Notwithstanding her political ideas, in September 1799 she was restored to the Accademia degli Inestricati as Chair of Greek Language and Literature, and in 1804 was granted a large pay rise.

She retired early, citing reasons of ill-health although the Greek Chair was to be abolished under the Napoleonic reforms, which privileged the teaching of science to the detriment of literary studies, although Tambroni herself said at her inaugural speech on 11 January 1806, science and literature had always been linked and notable scientists and humanists both produced by the Bolognese institution.
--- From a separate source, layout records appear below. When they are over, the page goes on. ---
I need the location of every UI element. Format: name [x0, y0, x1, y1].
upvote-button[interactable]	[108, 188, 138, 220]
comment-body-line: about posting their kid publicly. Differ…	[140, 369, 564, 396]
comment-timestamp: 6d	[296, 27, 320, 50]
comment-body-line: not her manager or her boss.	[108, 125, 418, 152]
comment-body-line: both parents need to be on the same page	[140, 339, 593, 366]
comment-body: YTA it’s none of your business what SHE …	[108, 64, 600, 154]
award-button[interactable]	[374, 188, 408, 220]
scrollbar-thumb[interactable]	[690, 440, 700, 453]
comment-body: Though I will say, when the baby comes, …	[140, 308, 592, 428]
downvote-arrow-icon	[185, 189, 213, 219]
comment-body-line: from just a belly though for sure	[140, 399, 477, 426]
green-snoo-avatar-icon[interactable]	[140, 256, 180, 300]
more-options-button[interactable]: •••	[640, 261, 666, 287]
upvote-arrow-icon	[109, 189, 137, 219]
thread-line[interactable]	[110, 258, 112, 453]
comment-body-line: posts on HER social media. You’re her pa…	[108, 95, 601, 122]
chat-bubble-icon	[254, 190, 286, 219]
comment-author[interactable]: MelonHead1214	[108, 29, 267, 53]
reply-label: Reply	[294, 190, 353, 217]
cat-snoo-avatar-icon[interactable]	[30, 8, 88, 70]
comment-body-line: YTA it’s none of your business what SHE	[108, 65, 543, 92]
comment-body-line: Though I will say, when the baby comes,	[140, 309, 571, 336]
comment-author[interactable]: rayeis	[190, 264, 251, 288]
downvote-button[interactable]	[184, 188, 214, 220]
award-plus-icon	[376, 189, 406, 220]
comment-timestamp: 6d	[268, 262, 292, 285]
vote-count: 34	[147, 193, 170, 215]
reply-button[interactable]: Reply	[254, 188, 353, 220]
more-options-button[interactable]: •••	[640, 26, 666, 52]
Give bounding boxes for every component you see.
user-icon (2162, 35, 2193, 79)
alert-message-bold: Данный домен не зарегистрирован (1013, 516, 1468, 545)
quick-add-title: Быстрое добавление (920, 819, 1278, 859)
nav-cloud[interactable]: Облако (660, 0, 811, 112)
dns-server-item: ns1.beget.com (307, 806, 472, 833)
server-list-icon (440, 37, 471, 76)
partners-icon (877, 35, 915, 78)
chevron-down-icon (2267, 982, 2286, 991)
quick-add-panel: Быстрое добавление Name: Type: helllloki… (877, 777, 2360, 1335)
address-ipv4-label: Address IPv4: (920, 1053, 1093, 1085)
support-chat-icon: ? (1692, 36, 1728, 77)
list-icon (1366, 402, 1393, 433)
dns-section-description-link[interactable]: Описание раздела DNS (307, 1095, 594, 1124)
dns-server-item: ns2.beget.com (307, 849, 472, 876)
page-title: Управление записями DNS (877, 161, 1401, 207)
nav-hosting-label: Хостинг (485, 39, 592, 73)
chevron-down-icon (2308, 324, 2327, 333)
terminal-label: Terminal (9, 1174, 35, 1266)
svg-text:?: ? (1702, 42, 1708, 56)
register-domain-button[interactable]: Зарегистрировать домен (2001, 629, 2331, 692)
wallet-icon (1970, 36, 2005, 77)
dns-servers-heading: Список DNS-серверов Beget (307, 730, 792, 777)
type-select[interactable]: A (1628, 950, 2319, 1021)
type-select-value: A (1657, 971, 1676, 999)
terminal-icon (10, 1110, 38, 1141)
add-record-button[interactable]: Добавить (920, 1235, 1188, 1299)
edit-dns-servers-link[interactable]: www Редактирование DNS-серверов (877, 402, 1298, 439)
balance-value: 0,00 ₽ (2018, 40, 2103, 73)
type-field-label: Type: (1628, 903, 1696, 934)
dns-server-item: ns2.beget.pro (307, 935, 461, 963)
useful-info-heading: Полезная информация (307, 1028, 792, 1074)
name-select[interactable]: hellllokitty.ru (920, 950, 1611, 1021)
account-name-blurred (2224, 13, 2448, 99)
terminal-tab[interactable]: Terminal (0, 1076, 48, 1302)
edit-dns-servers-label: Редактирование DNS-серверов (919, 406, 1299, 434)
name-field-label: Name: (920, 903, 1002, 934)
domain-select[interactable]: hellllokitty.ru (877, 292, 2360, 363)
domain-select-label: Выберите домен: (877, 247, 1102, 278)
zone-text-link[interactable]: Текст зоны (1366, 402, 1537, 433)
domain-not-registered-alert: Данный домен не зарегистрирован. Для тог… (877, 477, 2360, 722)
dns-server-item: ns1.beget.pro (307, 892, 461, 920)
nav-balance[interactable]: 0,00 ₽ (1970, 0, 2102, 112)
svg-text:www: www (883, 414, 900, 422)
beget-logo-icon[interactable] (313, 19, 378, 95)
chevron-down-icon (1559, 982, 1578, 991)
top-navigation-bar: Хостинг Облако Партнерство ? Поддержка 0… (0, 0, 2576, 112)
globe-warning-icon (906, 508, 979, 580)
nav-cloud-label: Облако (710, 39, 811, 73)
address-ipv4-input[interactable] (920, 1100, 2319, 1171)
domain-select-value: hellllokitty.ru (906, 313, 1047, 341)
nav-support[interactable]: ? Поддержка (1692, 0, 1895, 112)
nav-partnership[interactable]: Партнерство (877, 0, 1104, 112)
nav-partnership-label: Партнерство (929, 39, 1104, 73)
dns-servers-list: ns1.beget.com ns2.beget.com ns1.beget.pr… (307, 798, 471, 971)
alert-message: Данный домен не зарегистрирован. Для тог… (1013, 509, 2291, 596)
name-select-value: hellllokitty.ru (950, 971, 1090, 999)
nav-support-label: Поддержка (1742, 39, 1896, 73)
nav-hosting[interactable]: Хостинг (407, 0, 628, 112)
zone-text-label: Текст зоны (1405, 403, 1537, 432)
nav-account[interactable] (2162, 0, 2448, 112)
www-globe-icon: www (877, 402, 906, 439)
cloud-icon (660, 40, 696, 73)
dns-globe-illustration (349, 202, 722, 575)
Adamo Tadolini sculpted her marble bust, supervised by Canova who was a friend of the Tambroni family. She received a lengthy dedication by Ireneo Affò, in his volume Ragionamento Del Padre.

== Major works ==
- Per le faustissime nozze del nobil uomo il signor conte Niccolo Fava Ghisilieri colla nobil donna la signora Gaetana Marescotti Berselli. Versi, co' tipi Bodoniani, Parma 1792.
- Pel felice parto della nobil donna signora contessa Susanna Jenisson Walworth Spencer. Ode greco-italiana, Stamp. S. Tommaso d'Aquino, Bologna 1792.
- Per la ricuperata salute dell'em.mo e rev.mo signor cardinale d. Andrea Gioannetti degnissimo arcivescovo di Bologna. Ode pindarica, stamp. S. Tommaso d'Aquino, Bologna 1793.
- Al nobile ed eccelso signor conte senatore Ferdinando Marescalchi Fava pel quinto solenne suo ingresso al gonfalonierato di giustizia della città e popolo di Bologna. Ode saffica greca, co' tipi Bodoniani, Parma 1794.
- In onore del celebre tipografo Giambattista Bodoni. Elegia greca, Tip. Reale Bodoni, Parma 1795.
- In lode del feld-maresciallo conte di Clairfait. Ode, Stamp. S. Tommaso d'Aquino, Bologna 1796.

== Published volumes of her letters ==
- Lettere inedite di Clotilde Tambroni, a cura di M.F. Sacchi, Tip. Agnelli, Milano 1804.
- Alcune lettere della celebre grecista Clotilde Tambroni, a cura di F. Raffaello, Tip. Corradetti, San Severino Marche 1870.
- Lettere di quattro gentildonne bolognesi, a cura di S. Battistini e C. Ricci, Tip. Monti, Bologna 1883.